L’économiste Costas Lapavitsas, basé à Londres et ses collègues, plaide fortement pour ce programme. Il est à l’ordre du jour par l’extrême gauche extra-parlementaire comme programme de base pour la lutte de rupture avec le capitalisme. Toutefois, malgré d’importants appuis et une audience à la hausse, le pôle anti-européen de la gauche radicale a du mal à se coordonner et à gagner en visibilité. La situation est moins productive au KKE. Ce parti est traditionnellement hostile à l’Union européenne et il a longtemps soutenu la sortie de la Grèce. Mais depuis le début de la crise de la dette il est plus prudent soutenant qu’aucun des problèmes du pays ne peut être résolu tant « que le pouvoir des monopoles capitalistes » n’aura pas été renversé et que le « pouvoir populaire » n’aura pas été installé, ( sous la direction du parti naturellement). Cette position de « gauche » lui permet de justifier son peu d’ardeur à mobiliser ses troupes, tant il ne veut aucune association avec la gauche unie. Il traite Syriza et Antarsya de « forces opportunistes » qui jouent le jeu de la bourgeoisie et de l’Union européenne.

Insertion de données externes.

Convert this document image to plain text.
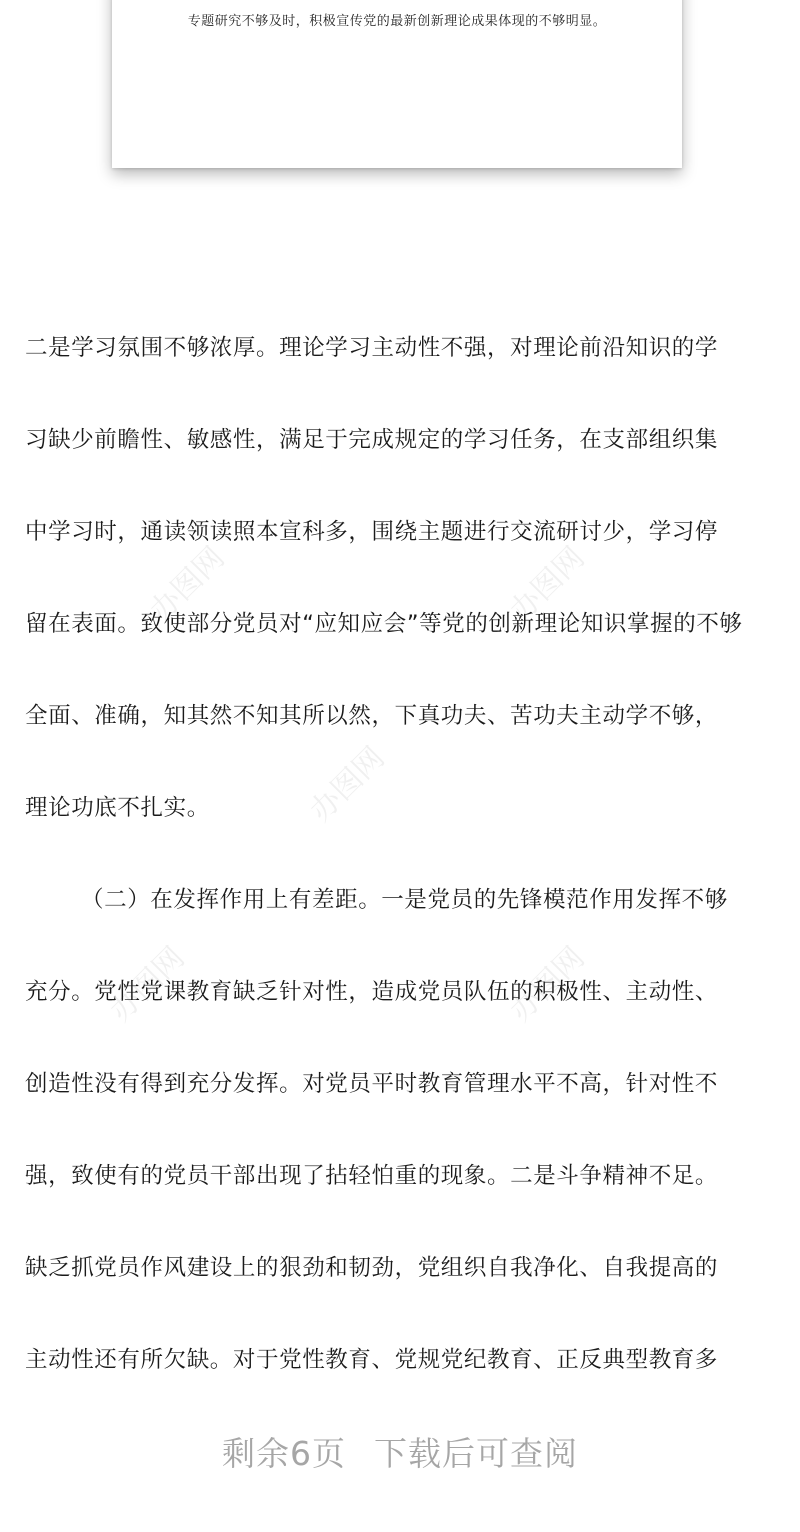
专题研究不够及时，积极宣传党的最新创新理论成果体现的不够明显。
办图网	办图网
办图网
办图网	办图网
二是学习氛围不够浓厚。理论学习主动性不强，对理论前沿知识的学
习缺少前瞻性、敏感性，满足于完成规定的学习任务，在支部组织集
中学习时，通读领读照本宣科多，围绕主题进行交流研讨少，学习停
留在表面。致使部分党员对“应知应会”等党的创新理论知识掌握的不够
全面、准确，知其然不知其所以然，下真功夫、苦功夫主动学不够，
理论功底不扎实。
（二）在发挥作用上有差距。一是党员的先锋模范作用发挥不够
充分。党性党课教育缺乏针对性，造成党员队伍的积极性、主动性、
创造性没有得到充分发挥。对党员平时教育管理水平不高，针对性不
强，致使有的党员干部出现了拈轻怕重的现象。二是斗争精神不足。
缺乏抓党员作风建设上的狠劲和韧劲，党组织自我净化、自我提高的
主动性还有所欠缺。对于党性教育、党规党纪教育、正反典型教育多
剩余6页 下载后可查阅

En fait, la direction du KKE, comme celle de Syriza utilise un langage radical mais vide puisqu’ils ont toujours un œil sur les évolutions électorales. Ils semblent se contenter passivement d’être le réceptacle de la colère populaire, position qu’ils partagent étrangement derrière la polémique virulente qu’ils entretiennent. Dans les deux cas, quoique pour des raisons diamétralement opposées, ce qui est rejeté c’est l’idée de la construction d’alternatives temporaires pour faire face aux problèmes cruciaux soulevés par la crise : la dette, l’adhésion à l’Euro zone, le modèle économique, la nécessité de la reconstruction démocratique, la question de l’indépendance nationale et la relation avec l’Union européenne.
(…)

Cette approche routinière d’une situation extraordinaire dans tous les sens du mot, est pleine de risques. La formation du gouvernement Papadémos qui unit les classes dominantes grecques et européennes dans un front commun, est un test majeur pour la gauche de ce pays. Loin d’être une force marginale, emprisonnée dans un rôle de simple témoin, elle est investie d’une responsabilité historique. Il lui faut construire un front politique et social capable de se saisir du défi qui lui est présenté par un adversaire instable et d’autant plus dangereux. Sil elle échoue dans cette mission, se montrant incapable de modifier le statut-quo, elle pourrait bien être évacuée de la scène comme partout ailleurs où la « thérapie de choc » à déjà eu lieu.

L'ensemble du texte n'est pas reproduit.